Il comporte tout ce qui fonctionne pour attirer un nouveau lecteur : une narration interne introduisant le nouveau public au sein de l’histoire, notamment sur le plan émotionnel, un monde parfaitement maitrisé et étrangement crédible malgré les apports « médiévaux » et fantastiques, des personnages très travaillés, aussi bien les gentils que les méchants (je suis aussi amoureuse du Fou que remplie de haine à l’égard de Royal), en précisant toutefois que nos gentils ne sont pas pour autant dépourvus de défaut comme le montre notamment le personnage principal qui mériterait à de multiples reprises quelques paires de baffes. Ajouté à cela, de la magie mélangé et une philosophie sur l’homme et sa xénophobie fondue dans une métaphore poétique.. Mon enthousiasme est intact, et cela dix ans après ma première lecture.

En plus de toutes ces qualités, la raison pour laquelle je propose en premier ce livre pour découvrir la fantasy, est qu’il est paradoxalement très « normal », au sens où la morale et les aventures étant tellement présentes, on ne réalise pas vraiment être dans un univers irréel, cela ressemble tellement à un roman historique auquel le lecteur est peut être plus habitué.
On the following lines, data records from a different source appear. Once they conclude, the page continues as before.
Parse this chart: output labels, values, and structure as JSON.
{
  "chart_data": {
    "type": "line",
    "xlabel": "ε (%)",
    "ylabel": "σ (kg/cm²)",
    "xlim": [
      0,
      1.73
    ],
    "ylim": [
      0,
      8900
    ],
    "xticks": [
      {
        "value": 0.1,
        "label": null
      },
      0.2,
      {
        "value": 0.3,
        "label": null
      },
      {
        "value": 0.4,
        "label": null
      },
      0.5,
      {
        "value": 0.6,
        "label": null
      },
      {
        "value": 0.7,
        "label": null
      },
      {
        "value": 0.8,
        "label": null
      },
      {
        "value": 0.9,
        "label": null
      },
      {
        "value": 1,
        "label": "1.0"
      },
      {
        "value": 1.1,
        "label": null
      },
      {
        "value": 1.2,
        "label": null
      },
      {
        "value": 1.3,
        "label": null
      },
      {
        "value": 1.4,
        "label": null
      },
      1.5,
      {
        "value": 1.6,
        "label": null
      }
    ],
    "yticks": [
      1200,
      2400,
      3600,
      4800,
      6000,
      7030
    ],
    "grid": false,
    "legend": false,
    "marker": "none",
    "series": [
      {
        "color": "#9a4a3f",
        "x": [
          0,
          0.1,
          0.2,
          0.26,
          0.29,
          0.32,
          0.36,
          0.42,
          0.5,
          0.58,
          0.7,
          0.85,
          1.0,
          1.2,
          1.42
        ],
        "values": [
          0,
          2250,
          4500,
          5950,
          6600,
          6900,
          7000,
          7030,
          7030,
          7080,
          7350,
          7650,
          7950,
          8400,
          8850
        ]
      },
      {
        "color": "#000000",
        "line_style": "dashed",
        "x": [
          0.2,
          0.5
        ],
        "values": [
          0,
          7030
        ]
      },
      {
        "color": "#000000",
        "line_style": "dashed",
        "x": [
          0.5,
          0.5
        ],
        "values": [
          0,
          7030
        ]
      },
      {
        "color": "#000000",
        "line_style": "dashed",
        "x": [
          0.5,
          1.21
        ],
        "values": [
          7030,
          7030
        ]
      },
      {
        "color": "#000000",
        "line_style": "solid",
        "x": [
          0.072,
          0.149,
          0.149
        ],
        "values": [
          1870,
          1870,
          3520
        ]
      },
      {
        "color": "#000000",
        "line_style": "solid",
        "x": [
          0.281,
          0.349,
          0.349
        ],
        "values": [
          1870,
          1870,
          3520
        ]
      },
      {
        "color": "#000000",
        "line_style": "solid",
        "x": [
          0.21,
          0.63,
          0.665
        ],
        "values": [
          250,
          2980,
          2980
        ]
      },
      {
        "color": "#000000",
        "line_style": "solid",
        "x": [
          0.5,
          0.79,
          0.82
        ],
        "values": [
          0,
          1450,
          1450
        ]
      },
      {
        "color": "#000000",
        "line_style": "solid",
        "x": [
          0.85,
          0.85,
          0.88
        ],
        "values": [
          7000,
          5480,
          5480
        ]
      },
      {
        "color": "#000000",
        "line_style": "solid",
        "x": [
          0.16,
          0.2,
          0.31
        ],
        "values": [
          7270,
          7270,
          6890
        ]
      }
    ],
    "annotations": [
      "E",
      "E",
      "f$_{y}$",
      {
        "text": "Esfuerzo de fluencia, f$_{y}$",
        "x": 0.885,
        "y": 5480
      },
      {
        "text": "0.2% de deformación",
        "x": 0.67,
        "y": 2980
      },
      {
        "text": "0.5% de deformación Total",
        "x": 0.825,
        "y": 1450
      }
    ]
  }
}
Numéro 2 : Le Seigneur des Anneaux, de J.R.R. Tolkien

seigneur des anneaux

Résumé

La Terre est peuplée d’innombrables créatures étranges. Les Hobbits, apparentés à l’homme, mais proches également des Elfes et des Nains, vivent en paix au nord-ouest de l’Ancien Monde, dans la Comté. Paix précaire et menacée, cependant, depuis que Bilbon Sacquet a dérobé au monstre Gollum l’anneau de Puissance jadis forgé par Sauron de Mordor. Car cet anneau est doté d’un pouvoir immense et maléfique. Il permet à son détenteur de se rendre invisible et lui confère une autorité sans limite sur les possesseurs des autres anneaux. Bref, il fait de lui le Maître du Monde. C’est pourquoi Sauron s’est juré de reconquérir l’anneau par tous les moyens. Déjà ses Cavaliers Noirs rôdent aux frontières de la Comté….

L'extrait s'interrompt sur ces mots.